Re:Something more recent and positive? (Score:5, Insightful)
But what if it's a pro-reality bias as well? What kind of balance are you hoping for anyway? I actually thought the article itself was as unbiased as possible. I read slashdot in part because I am a scientist and I care deeply about these kinds of issues. Also science funding is not strictly a democrat/republican issue. The Clinton presidency (actually the congressional election that followed it) marked the beginning of the end of basic science in the U.S. with the cancellation of the SSC.

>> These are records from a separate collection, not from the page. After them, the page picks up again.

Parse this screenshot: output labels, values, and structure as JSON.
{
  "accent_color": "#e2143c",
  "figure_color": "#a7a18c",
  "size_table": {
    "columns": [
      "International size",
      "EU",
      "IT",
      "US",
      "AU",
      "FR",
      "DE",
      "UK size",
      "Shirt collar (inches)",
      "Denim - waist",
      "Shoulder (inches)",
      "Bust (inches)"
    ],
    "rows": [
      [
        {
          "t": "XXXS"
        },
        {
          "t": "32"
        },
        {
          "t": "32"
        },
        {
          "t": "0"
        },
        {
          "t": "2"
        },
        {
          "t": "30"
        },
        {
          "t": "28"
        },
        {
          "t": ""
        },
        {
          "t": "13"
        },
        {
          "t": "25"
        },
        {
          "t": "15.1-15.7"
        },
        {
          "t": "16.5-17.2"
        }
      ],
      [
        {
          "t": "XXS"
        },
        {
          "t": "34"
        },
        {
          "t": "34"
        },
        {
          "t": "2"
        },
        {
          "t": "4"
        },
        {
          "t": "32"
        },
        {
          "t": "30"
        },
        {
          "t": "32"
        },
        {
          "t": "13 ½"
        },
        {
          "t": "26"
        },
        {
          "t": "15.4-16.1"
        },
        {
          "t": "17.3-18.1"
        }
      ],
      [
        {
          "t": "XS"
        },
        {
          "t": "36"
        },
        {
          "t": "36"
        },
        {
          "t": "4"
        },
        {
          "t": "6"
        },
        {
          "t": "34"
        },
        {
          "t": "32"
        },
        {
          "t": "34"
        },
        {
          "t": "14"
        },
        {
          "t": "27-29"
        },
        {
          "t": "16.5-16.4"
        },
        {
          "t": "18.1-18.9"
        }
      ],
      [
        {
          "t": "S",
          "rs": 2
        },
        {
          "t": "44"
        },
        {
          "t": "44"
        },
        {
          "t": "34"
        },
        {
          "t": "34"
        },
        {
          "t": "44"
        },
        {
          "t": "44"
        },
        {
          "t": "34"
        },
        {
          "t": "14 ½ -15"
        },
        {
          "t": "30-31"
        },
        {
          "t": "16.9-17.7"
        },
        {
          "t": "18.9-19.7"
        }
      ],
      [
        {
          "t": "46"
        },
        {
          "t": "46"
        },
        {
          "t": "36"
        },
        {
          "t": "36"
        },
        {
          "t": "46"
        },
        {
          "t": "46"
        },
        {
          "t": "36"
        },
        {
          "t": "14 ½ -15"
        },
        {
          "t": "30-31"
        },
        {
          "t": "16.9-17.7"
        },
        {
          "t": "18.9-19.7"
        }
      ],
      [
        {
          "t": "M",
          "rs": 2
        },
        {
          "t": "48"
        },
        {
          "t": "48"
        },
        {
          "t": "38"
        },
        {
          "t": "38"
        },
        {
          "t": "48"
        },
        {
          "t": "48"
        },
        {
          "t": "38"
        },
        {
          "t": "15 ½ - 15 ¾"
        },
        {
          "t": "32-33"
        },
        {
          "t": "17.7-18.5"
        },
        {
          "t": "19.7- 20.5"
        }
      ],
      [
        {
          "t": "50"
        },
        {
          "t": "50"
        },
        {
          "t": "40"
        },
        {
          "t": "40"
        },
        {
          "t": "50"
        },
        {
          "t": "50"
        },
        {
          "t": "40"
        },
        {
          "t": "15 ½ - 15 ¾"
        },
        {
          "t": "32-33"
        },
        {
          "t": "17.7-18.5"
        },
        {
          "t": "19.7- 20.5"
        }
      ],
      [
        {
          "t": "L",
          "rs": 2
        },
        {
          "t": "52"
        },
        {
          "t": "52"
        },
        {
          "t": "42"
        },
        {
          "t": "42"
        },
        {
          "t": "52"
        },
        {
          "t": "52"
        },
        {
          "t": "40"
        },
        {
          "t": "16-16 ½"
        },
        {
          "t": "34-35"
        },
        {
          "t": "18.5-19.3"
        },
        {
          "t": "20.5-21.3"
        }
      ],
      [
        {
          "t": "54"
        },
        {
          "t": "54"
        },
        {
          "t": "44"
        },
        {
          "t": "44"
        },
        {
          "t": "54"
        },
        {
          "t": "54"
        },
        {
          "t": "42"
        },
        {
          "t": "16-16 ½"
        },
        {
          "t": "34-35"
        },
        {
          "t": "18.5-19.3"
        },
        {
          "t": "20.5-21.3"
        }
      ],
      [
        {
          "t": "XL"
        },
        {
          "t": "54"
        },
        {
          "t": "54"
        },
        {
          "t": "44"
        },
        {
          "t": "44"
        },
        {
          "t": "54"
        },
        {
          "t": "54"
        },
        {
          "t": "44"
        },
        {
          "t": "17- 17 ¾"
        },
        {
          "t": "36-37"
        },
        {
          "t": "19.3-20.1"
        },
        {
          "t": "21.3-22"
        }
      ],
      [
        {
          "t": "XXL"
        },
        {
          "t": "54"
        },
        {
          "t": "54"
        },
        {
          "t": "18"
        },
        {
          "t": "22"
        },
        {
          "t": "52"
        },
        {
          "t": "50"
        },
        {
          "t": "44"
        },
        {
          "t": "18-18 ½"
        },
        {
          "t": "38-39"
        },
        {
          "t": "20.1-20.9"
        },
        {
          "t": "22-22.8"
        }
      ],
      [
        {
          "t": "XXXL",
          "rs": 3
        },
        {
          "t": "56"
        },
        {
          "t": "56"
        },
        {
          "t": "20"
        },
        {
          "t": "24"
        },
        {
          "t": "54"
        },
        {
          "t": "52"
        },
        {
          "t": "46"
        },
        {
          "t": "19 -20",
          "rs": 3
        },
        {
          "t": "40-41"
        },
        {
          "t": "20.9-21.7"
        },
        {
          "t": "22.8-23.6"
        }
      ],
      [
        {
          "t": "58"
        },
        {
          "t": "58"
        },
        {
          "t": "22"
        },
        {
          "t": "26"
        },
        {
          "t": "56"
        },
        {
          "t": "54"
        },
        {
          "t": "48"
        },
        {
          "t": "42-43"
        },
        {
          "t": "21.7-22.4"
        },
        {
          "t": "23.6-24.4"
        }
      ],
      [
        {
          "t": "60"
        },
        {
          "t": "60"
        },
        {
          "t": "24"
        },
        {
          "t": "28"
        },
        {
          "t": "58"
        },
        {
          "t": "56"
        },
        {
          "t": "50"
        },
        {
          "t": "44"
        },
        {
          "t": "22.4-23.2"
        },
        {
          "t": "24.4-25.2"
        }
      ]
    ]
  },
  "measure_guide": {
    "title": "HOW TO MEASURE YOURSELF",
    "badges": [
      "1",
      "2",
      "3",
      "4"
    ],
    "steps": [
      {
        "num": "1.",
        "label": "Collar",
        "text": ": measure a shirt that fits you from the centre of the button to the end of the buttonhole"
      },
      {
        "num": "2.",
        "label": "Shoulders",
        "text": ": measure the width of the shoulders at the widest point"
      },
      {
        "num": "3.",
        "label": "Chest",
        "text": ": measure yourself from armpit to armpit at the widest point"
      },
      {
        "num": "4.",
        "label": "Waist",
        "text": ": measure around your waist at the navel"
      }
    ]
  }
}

I want to hear about our candidates individual science policies before I vote. I'm not voting on the basis of party affiliation. It's very hard these days to squeeze out details of science policy, but this article does a good job. My take on the prospects of the U.S. remaining relevant in global, basic science is:
Obama: bad
Romney: maybe slightly worse?
Ryan: horrible
Expectations given the economy: poor
This matters to me, and if my conclusion is wrong due to a media bias, then please let me know! But balance is not bias. I don't need 10 climatologists and 10 anti-global-warming creationists to get the facts on global warming. To gauge Ryan's stance on basic science funding I need nothing more than a careful analysis of his own budget proposals and voting record. This is great stuff! By contrast, in the 2004 election I searched and searched through platforms and speeches to find any mention of basic science at all. I eventually found very brief statements from Kerry and Bush deeply buried in lengthy platform statements. Kerry said that basic science should remain on a par with applied science spending. Bush said that basic science should be privately funded. Since industry has proven to be irrelevant in recent years (post Bell labs) when it comes to basic science, I voted ... well I got outvoted.
Re: (Score:2)
True, but then he carpetbagged and lost a primary.
I'll miss his voice, but I guess that was the intention.